Building a secure network requires a multi-dimensional approach to protecting users against bugs, exploits, scams and hacks. With zkSync, security is and will always remain our top priority.
zkSync testnet ran for a full year with 500,000 active accounts, 30,000 smart contracts deployed and nearly 9 million transactions without any major issues. We used this time to run top-tier audits and stress test the network before opening to projects or users.
We will never cut corners when it comes to security.
zkSync's security model is the only one that can guarantee 100% of the security of Ethereum. It doesn't rely on fraud proofs or game theory. Instead it's based on fundamental mathematical and cryptographic primitives. zkSync publishes cryptographic proofs to Ethereum's Layer 1 (L1), along with the data needed to validate and reconstruct all transactions. This makes it impossible to spoof or corrupt the transactions state, ensuring users' funds are safe.
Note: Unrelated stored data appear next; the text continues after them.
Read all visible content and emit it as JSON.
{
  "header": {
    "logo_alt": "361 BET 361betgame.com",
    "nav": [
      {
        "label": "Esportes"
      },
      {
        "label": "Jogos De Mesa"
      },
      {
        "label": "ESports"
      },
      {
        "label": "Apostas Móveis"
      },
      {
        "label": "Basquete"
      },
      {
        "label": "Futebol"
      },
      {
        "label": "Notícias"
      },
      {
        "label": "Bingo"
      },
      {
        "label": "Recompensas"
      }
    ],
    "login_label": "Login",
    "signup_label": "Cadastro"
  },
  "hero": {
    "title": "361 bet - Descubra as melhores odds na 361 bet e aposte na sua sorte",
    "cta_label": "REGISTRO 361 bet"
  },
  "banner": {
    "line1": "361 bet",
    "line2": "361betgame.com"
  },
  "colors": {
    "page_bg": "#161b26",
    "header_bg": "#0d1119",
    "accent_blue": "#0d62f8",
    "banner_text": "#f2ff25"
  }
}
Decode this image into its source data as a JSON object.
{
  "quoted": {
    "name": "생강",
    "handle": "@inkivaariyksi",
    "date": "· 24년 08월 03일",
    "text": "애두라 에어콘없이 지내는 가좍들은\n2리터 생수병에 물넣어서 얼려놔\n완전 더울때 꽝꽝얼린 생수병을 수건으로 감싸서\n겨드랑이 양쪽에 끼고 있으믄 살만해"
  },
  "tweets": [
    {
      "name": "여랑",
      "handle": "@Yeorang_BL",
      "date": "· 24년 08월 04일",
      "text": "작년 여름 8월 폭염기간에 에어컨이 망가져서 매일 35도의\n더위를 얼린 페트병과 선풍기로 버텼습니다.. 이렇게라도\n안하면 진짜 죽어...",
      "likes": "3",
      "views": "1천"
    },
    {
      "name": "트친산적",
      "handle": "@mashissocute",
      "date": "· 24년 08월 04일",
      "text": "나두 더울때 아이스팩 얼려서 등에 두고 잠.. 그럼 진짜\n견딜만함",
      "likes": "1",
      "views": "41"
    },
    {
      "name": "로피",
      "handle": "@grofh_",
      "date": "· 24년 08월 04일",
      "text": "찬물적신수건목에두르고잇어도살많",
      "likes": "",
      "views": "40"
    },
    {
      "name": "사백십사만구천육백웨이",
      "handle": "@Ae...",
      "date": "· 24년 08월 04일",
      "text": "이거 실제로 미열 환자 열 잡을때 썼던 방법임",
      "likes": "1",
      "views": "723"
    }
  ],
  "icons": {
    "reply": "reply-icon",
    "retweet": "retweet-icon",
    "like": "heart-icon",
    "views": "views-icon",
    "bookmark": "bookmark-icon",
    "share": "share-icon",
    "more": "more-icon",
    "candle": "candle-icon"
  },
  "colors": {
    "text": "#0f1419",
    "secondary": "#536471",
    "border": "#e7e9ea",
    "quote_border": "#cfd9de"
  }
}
zkSync supports source code EVM compatibility, which inherits Lindy effects of the Solidity language. This comes with added security benefits, like 100% support of Solidity semantic tests. Most projects redeploying from EVM chains like Ethereum won't need to refactor a single line of source code, which reduces the potential for bugs and exploits.
There's no need to learn new languages, search libraries or understand new tools — with zkSync you use what you're already familiar with.
If your battle-tested source code runs on Ethereum, it runs on zkSync. Given no code is changed, if a project is audited on Ethereum, it is also audited on zkSync.
The protocol design separates the prover (ZK proofs) and the sequencer (block formation), which adds greater security benefits. In the unlikely event someone successfully exploits the prover, they would still need to hack the sequencer, and vice versa.
Since the protocol is operated by us in this early alpha stage, this means breaking into the service run by Matter Labs. And in a decentralized future, it means they would need to control a malicious majority of the network.
Since our bug bounties pay out up to 2.3 million USD for critical findings, it's way more profitable to responsibly disclose a single bug than to try to bypass all the security layers at once.
We have implemented a set of monitoring tools, including OpenZeppelin Defender and Forta bots, to provide 24/7 on-chain auditing and monitoring of critical actions and events.
Our team is dedicated to constantly monitoring potential threats to the network. The protocol also has a programmable delay for L1 withdrawals, giving the team enough time to investigate any suspicious activity and take an appropriate action.
Finally, there is a mechanism to freeze all transactions and contracts if a critical bug is found and stay frozen until its resolved.
As we exit this early alpha stage, withdrawal limits and freeze mechanisms will be gradually lifted as the ecosystem matures and operates in a decentralized manner.
Open sourcing the code is not just part of our ethos, it's essential to the security of the protocol. Bug bounties, crowdsourced contests and community contributors battle-test throughout our journey toward mass adoption.
Roadmap launch dates are entirely dictated by internal and external security audits. Each milestone and upgrade must satisfy security requirements before we agree deadlines. We've spent millions of dollars securing the network through:
• internal security audits
• external tier 1 security audits
This is a lengthy process without known timescales, but it ensures safeguarding users' funds is the top priority.